The total installed base of AI-enabled devices in industrial manufacturing is forecast to reach 15.4 million within five years, with a CAGR of 64.8% from 2019 to 2024.
It’s claimed that Artificial Intelligence (AI) will revolutionise the industrial manufacturing space, and in many respects that transformation has already begun.
AI is already delivering generative design in product development, production forecasting in inventory management, and machine vision, defect inspection, production optimisation, and predictive maintenance in the production phase.
“AI in industrial manufacturing is a story of edge implementation,” says Lian Jye Su, principal analyst at global tech market advisory firm, ABI Research.
“Since manufacturers are not comfortable having their data transferred to a public cloud, nearly all industrial AI training and inference workloads happen at the edge, namely on device, gateways and on-premise servers.”
To facilitate this, AI chipset manufacturers and server vendors have designed AI-enabled servers specifically for industrial manufacturing. More and more industrial infrastructure is equipped with AI software or dedicated AI chipsets to perform AI inference.
Despite these solutions and the wealth of manufacturing data being generated, the implementation of AI in industrial environments hasn’t been as seamless or as rapid as expected.
Among all the use cases, predictive maintenance and equipment monitoring are the most commercially implemented so far, due to the maturity of associated AI models.
The total installed base for these two use cases alone is expected to reach 9.8 million and 6.7 million, respectively, by 2024, according to ABI research. Though it’s worth noting that many of these AI-enabled industrial devices support multiple use cases on the same device due to advancements in AI chipsets.
Product inspection
Another commercial use case currently gaining momentum is defect inspection. The total installed base for this use case is expected to grow from 300,000 in 2019 to more than 3.7 million by 2024.

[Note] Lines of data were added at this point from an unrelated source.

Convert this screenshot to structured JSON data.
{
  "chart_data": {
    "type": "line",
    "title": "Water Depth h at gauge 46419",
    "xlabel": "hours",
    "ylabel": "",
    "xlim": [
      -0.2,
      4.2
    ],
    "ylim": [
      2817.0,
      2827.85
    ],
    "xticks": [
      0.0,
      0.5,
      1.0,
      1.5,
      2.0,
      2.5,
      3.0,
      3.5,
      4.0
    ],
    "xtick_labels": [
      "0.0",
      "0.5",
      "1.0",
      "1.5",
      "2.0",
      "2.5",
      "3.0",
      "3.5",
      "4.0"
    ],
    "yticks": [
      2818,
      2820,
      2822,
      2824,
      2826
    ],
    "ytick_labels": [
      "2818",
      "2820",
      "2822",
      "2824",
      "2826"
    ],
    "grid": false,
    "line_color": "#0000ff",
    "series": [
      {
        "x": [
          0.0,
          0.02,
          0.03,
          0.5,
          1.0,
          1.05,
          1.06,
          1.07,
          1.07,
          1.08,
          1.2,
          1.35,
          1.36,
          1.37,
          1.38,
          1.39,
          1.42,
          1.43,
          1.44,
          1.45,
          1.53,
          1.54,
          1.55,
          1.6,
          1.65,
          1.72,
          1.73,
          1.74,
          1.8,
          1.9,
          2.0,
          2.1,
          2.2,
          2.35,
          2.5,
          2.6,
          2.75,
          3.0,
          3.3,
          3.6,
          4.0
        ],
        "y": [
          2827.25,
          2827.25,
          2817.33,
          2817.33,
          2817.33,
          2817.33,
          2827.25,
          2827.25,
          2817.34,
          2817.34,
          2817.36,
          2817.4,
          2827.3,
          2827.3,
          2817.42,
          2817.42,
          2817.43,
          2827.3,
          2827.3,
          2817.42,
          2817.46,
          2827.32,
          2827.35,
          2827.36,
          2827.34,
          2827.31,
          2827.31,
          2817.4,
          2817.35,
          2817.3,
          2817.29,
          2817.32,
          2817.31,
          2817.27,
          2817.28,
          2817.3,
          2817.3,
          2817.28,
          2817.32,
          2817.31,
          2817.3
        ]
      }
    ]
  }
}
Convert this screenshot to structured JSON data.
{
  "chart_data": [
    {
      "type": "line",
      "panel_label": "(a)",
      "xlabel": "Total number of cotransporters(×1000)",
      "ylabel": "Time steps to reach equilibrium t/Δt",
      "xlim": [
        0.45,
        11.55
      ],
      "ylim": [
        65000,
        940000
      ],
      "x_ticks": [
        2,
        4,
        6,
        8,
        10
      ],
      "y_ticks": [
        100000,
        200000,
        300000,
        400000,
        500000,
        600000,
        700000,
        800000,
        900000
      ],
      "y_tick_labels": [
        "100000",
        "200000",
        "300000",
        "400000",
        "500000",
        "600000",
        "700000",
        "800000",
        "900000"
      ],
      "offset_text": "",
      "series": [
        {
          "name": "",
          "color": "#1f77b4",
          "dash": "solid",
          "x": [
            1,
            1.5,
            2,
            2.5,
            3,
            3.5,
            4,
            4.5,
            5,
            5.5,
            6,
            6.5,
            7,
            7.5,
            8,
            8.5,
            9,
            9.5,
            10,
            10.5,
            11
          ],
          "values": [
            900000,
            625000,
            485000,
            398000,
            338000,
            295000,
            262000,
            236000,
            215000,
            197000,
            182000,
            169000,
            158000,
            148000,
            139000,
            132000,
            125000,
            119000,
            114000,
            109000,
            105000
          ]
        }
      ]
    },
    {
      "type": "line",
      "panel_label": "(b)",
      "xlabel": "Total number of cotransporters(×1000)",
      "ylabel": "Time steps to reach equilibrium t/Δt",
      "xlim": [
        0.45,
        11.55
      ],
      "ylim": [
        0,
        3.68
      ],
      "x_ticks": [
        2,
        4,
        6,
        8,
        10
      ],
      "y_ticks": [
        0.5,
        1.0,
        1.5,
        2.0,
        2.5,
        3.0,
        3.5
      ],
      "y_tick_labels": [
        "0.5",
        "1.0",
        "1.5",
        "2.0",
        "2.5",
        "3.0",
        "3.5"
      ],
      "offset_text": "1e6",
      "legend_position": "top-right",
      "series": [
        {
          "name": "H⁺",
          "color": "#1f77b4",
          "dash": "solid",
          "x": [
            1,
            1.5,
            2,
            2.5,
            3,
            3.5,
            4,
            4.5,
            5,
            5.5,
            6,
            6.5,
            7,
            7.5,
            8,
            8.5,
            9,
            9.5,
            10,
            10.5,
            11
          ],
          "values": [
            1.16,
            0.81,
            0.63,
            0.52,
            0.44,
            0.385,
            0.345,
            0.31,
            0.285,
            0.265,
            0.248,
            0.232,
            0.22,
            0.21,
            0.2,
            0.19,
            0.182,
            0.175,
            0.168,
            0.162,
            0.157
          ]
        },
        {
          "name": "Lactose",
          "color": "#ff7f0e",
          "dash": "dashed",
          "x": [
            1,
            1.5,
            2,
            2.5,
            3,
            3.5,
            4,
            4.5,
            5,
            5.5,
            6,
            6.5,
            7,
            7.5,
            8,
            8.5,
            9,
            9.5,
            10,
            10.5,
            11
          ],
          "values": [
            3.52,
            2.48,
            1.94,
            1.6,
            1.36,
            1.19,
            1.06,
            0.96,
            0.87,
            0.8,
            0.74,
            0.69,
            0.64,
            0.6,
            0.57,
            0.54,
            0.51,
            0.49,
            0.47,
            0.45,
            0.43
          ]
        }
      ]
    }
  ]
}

This is a use case that is extremely popular in electronic and semiconductor manufacturing, where major manufacturers, such as Samsung, LG and Foxconn, have been partnering with AI chipset vendors and software providers to develop AI-based machine vision to perform surface, leak and component-level defect detection, microparticle detection, geometric measurement, and classification.
Conventional machine vision technology remains popular in the manufacturing factory, due to its proven repeatability, reliability, and stability.
However, the emergence of deep learning technologies opens the possibility of expanded capabilities and flexibility. These algorithms can pick up unexpected product abnormalities or defects, go beyond existing issues and uncover valuable new insights for manufacturers.